Current Funding

Functional Significance of Ferritin Light Chain in Sepsis-associated Kidney Injury
National Institute of Diabetes and Digestive and Kidney Diseases, R01 DK122986
Sepsis is an overwhelming inflammatory response to infection and is the most common cause of kidney injury in intensive care units. Serum ferritin light chain (FtL) is elevated during sepsis but the contributory role thereof in inflammation is not known; therefore, the overall goal of this study is to evaluate the role of FtL in mitigating the sepsis- induced hyperinflammatory response and kidney injury.


Epigenetic Regulation of Kidney Fibrosis following AKI
National Institute of Diabetes and Digestive and Kidney Diseases, R01 DK126664 (Co-Investigator)
Patients requiring cardiac or vascular surgery often have brief reductions in blood flow to the kidneys, which unfortunately can result in kidney injury, decreased kidney function, development of chronic kidney disease, and/or death. In this setting, kidney histone deacetylase enzymes and mircoRNA are activated and may lead to excessive scarring in the kidney. The purpose of this proposal is to determine the epigenetic regulation of myofibroblast activation following kidney injury leading to chronic kidney disease transition.


The role of ferritin in polycystic kidney disease
PKD Foundation grant, 905894 (Co-Investigator)
The overall goal of this proposal is to determine the effects of site-specific expression of ferritin and iron in regulating cystic growth and progression of polycystic kidney disease.


Molecular and Cellular Pathogenesis of Kidney Disease in Sickle Cell Disorders
National Institute of Diabetes and Digestive and Kidney Diseases, R01 DK124426 (Co-Investigator)
Kidney disorders including acute kidney injury (AKI), chronic kidney disease (CKD) and end-stage renal diseases (ESRD) are prevalent in sickle cell disease (SCD) and account for significant morbidity and mortality in this patient population. Incidences of AKI, compelling risk factors for CKD and ESRD, are major clinical concerns among SCD patients hospitalized for acute hemolytic crisis. Enhanced clearance of excess circulating heme to the kidneys during hemolysis promotes clinically relevant AKI in murine model of SCD. The role of altered heme scavenging system, clearing free circulating heme, in the pathogenesis of AKI is unknown. This project will determine i) the association of two heme scavengers, hemopexin and alpha-1-microglobulin, with AKI in SCD patients, ii) the mechanism by which heme regulates the biosynthesis of heme scavengers, and iii) the putative pathway that impairs heme degradation by heme oxygensase-1 in SCD kidneys. This proposal will determine if ratio of plasma heme scavengers’ concentration serves as a prognostic risk factor for AKI in SCD. The results of this proposal will also identify specific intermediate therapeutic targets to block AKI pathogenesis in order to improve adverse outcomes of kidney injuries in SCD.

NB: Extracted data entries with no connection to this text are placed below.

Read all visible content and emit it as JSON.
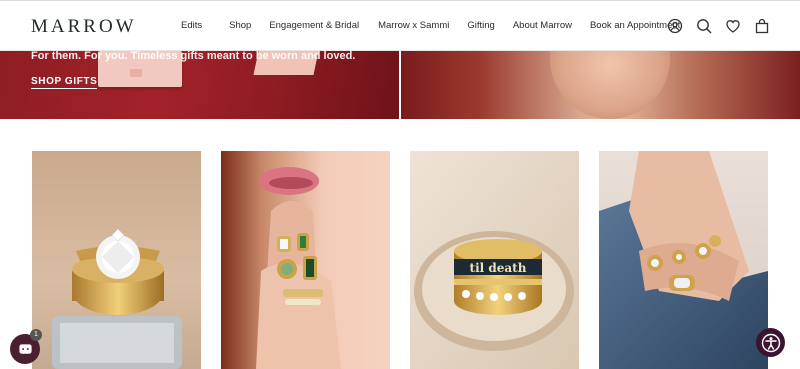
{
  "brand": {
    "logo_text": "MARROW"
  },
  "nav": {
    "items": [
      {
        "label": "Edits"
      },
      {
        "label": "Shop"
      },
      {
        "label": "Engagement & Bridal"
      },
      {
        "label": "Marrow x Sammi"
      },
      {
        "label": "Gifting"
      },
      {
        "label": "About Marrow"
      },
      {
        "label": "Book an Appointment"
      }
    ]
  },
  "header_icons": [
    "account-icon",
    "search-icon",
    "heart-icon",
    "bag-icon"
  ],
  "hero": {
    "subtitle": "For them. For you. Timeless gifts meant to be worn and loved.",
    "cta_label": "SHOP GIFTS"
  },
  "products": [
    {
      "image": "engagement-ring-photo"
    },
    {
      "image": "model-with-rings-photo"
    },
    {
      "image": "til-death-ring-stack-photo"
    },
    {
      "image": "hand-in-pocket-rings-photo"
    }
  ],
  "ring_engraving": "til death",
  "chat": {
    "badge_count": "1"
  },
  "colors": {
    "hero_red": "#9e2027",
    "chat_button": "#4a2030",
    "accessibility_button": "#3b1530"
  }
}
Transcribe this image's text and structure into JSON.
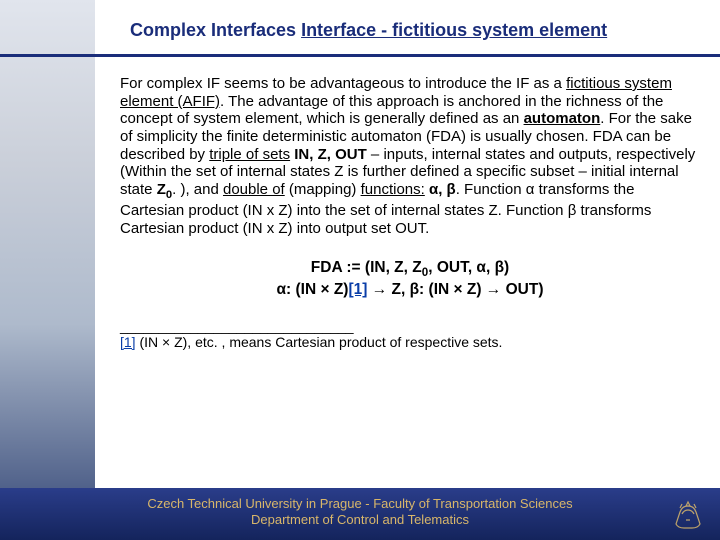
{
  "title": {
    "prefix": "Complex Interfaces ",
    "underlined": "Interface - fictitious system element"
  },
  "body": {
    "t1": "For complex IF seems to be advantageous to introduce the IF as a ",
    "t2_u": "fictitious system element (AFIF)",
    "t3": ". The advantage of this approach is anchored in the richness of the concept of system element, which is generally defined as an ",
    "t4_bu": "automaton",
    "t5": ". For the sake of simplicity the finite deterministic automaton (FDA) is usually chosen. FDA can be described by ",
    "t6_u": "triple of sets",
    "t7_b": " IN, Z, OUT",
    "t8": " – inputs, internal states and outputs, respectively (Within the set of internal states Z is further defined a specific subset – initial internal state ",
    "t9_b": "Z",
    "t9s": "0",
    "t10": ". ), and ",
    "t11_u": "double of",
    "t12": " (mapping) ",
    "t13_u": "functions:",
    "t14_b": " α, β",
    "t15": ". Function α transforms the Cartesian product (IN x Z) into the set of internal states Z. Function β transforms Cartesian product (IN x Z) into output set OUT."
  },
  "formula": {
    "line1a": "FDA := (IN, Z, Z",
    "line1sub": "0",
    "line1b": ", OUT, α, β)",
    "line2a": "α: (IN × Z)",
    "ref1": "[1]",
    "line2b": " → Z,       β: (IN × Z) → OUT)"
  },
  "footnote": {
    "sep": "______________________________",
    "ref": "[1]",
    "text": " (IN × Z), etc. , means Cartesian product of respective sets."
  },
  "footer": {
    "line1": "Czech Technical University in Prague - Faculty of Transportation Sciences",
    "line2": "Department of Control and Telematics"
  }
}
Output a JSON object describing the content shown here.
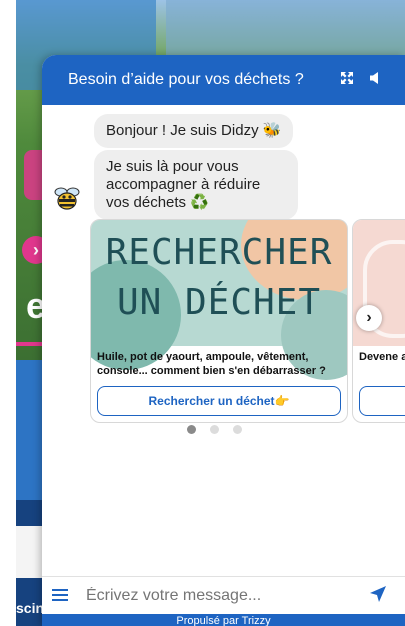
{
  "background_site": {
    "arrow": "›",
    "letter": "e",
    "footer_text": "scin"
  },
  "chat": {
    "title": "Besoin d’aide pour vos déchets ?",
    "header_icons": [
      "expand-icon",
      "speaker-icon"
    ],
    "messages": [
      "Bonjour ! Je suis Didzy 🐝",
      "Je suis là pour vous accompagner à réduire vos déchets ♻️"
    ],
    "cards": [
      {
        "image_text": [
          "RECHERCHER",
          "UN DÉCHET"
        ],
        "description": "Huile, pot de yaourt, ampoule, vêtement, console... comment bien s'en débarrasser ?",
        "button": "Rechercher un déchet👉"
      },
      {
        "description": "Devene avec le",
        "button": ""
      }
    ],
    "carousel_next": "›",
    "input_placeholder": "Écrivez votre message...",
    "powered_by": "Propulsé par Trizzy"
  },
  "colors": {
    "accent": "#1e64c2",
    "site_pink": "#e0378d",
    "site_navy": "#16427f"
  }
}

Mononuclear phagocytes in the pathogenesis of acute kidney injury
National Institute of Diabetes and Digestive and Kidney Diseases, R01 DK118932 (Co-Investigator)
Acute kidney injury (AKI) is a major health problem for hospitalized patients, especially those in intensive care units where mortality among such patients can be as high as 80%. The studies described in this proposal will investigate the role of renal mononuclear phagocytes, which have been known to exist within the kidney for nearly 40 years, but have only recently been determined to play a role in AKI and normal kidney function. We will determine the origin and function of these cells in the kidney and the roles that they play in the initial injury and the repair processes after AKI.

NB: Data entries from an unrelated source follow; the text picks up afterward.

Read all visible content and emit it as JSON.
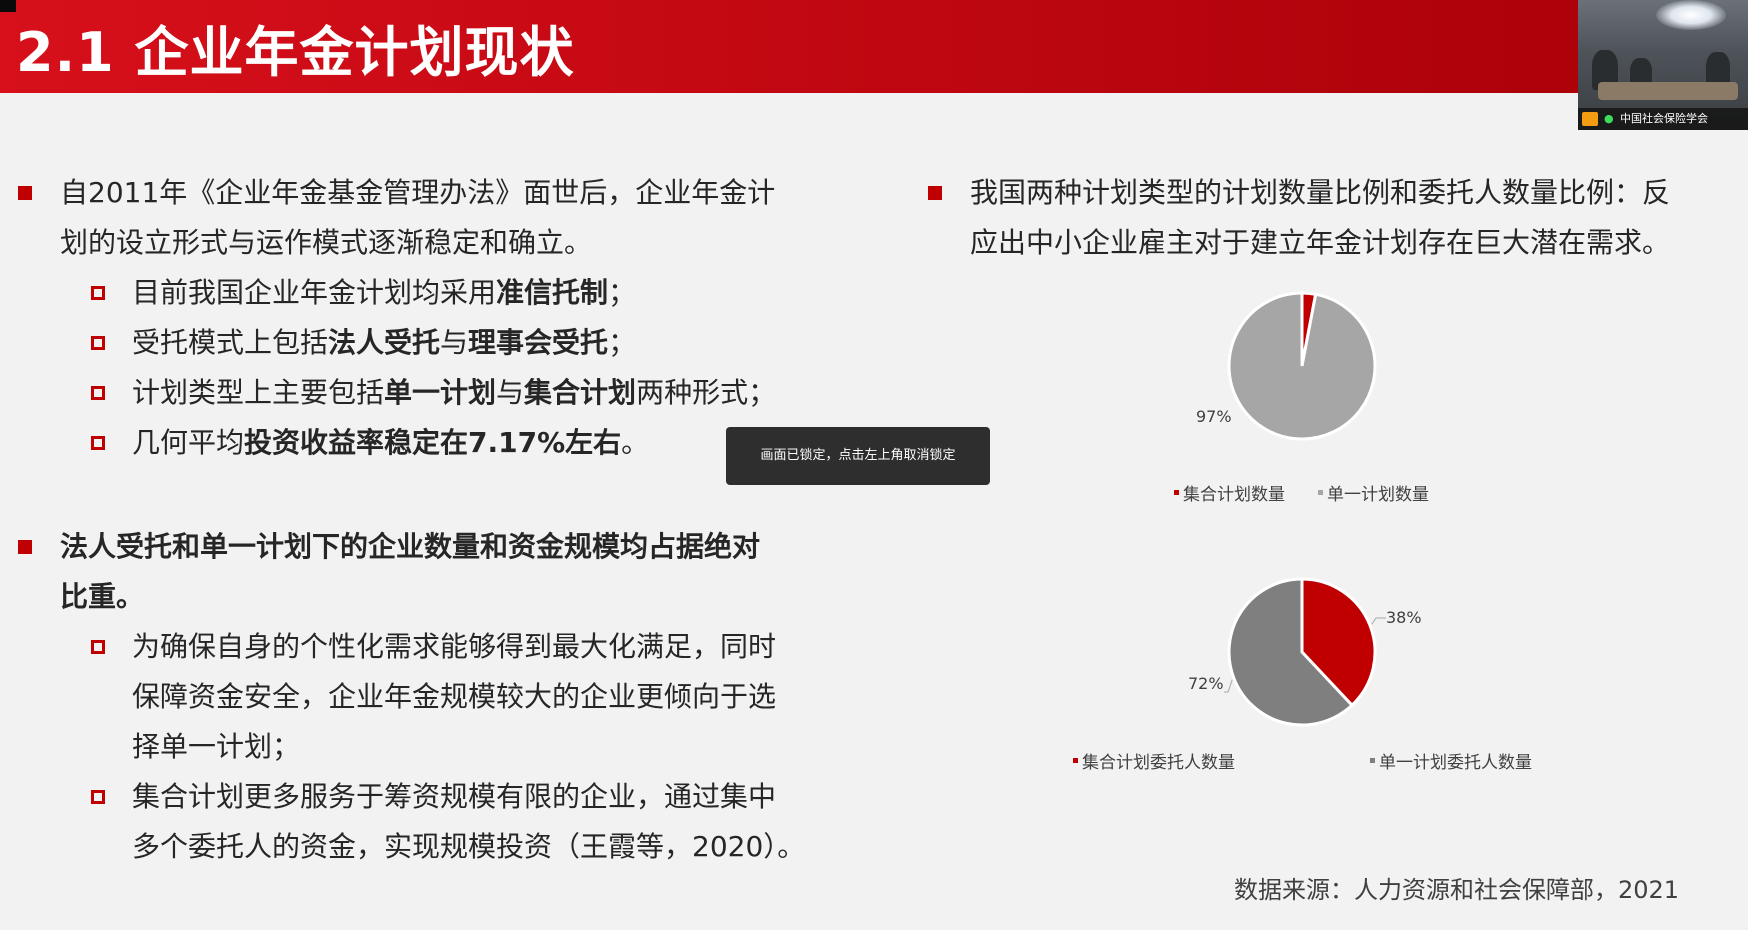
{
  "header": {
    "title": "2.1 企业年金计划现状"
  },
  "video_tile": {
    "name": "中国社会保险学会"
  },
  "left": {
    "bullet1": {
      "line1": "自2011年《企业年金基金管理办法》面世后，企业年金计",
      "line2": "划的设立形式与运作模式逐渐稳定和确立。",
      "subs": [
        {
          "pre": "目前我国企业年金计划均采用",
          "b1": "准信托制",
          "mid": "",
          "b2": "",
          "post": "；"
        },
        {
          "pre": "受托模式上包括",
          "b1": "法人受托",
          "mid": "与",
          "b2": "理事会受托",
          "post": "；"
        },
        {
          "pre": "计划类型上主要包括",
          "b1": "单一计划",
          "mid": "与",
          "b2": "集合计划",
          "post": "两种形式；"
        },
        {
          "pre": "几何平均",
          "b1": "投资收益率稳定在7.17%左右",
          "mid": "",
          "b2": "",
          "post": "。"
        }
      ]
    },
    "bullet2": {
      "line1": "法人受托和单一计划下的企业数量和资金规模均占据绝对",
      "line2": "比重。",
      "sub1": [
        "为确保自身的个性化需求能够得到最大化满足，同时",
        "保障资金安全，企业年金规模较大的企业更倾向于选",
        "择单一计划；"
      ],
      "sub2": [
        "集合计划更多服务于筹资规模有限的企业，通过集中",
        "多个委托人的资金，实现规模投资（王霞等，2020）。"
      ]
    }
  },
  "right": {
    "bullet": {
      "line1": "我国两种计划类型的计划数量比例和委托人数量比例：反",
      "line2": "应出中小企业雇主对于建立年金计划存在巨大潜在需求。"
    }
  },
  "chart_data": [
    {
      "type": "pie",
      "categories": [
        "集合计划数量",
        "单一计划数量"
      ],
      "values": [
        3,
        97
      ],
      "labels": [
        "3%",
        "97%"
      ],
      "colors": [
        "#c00000",
        "#a6a6a6"
      ],
      "legend": "bottom"
    },
    {
      "type": "pie",
      "categories": [
        "集合计划委托人数量",
        "单一计划委托人数量"
      ],
      "values": [
        38,
        62
      ],
      "labels": [
        "38%",
        "72%"
      ],
      "colors": [
        "#c00000",
        "#7f7f7f"
      ],
      "legend": "bottom"
    }
  ],
  "toast": {
    "text": "画面已锁定，点击左上角取消锁定"
  },
  "source": {
    "text": "数据来源：人力资源和社会保障部，2021"
  }
}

Regulation of macrophage phenotype by ferritin heavy chain in CKD
National Institute of Diabetes and Digestive and Kidney Diseases, R01 DK134402 (Co-Investigator)
Chronic kidney disease (CKD) is a significant public health challenge and a substantial cause of mortality, morbidity, and health care expenditure. The goal of this project is to decipher how dysregulated iron metabolism, a hallmark of CKD, may impact the course and progression of CKD. The studies will focus on ferritin, a key iron storage protein, in the macrophages and will examine the exciting novel approach of targeting macrophage ferritin expression to diminish CKD.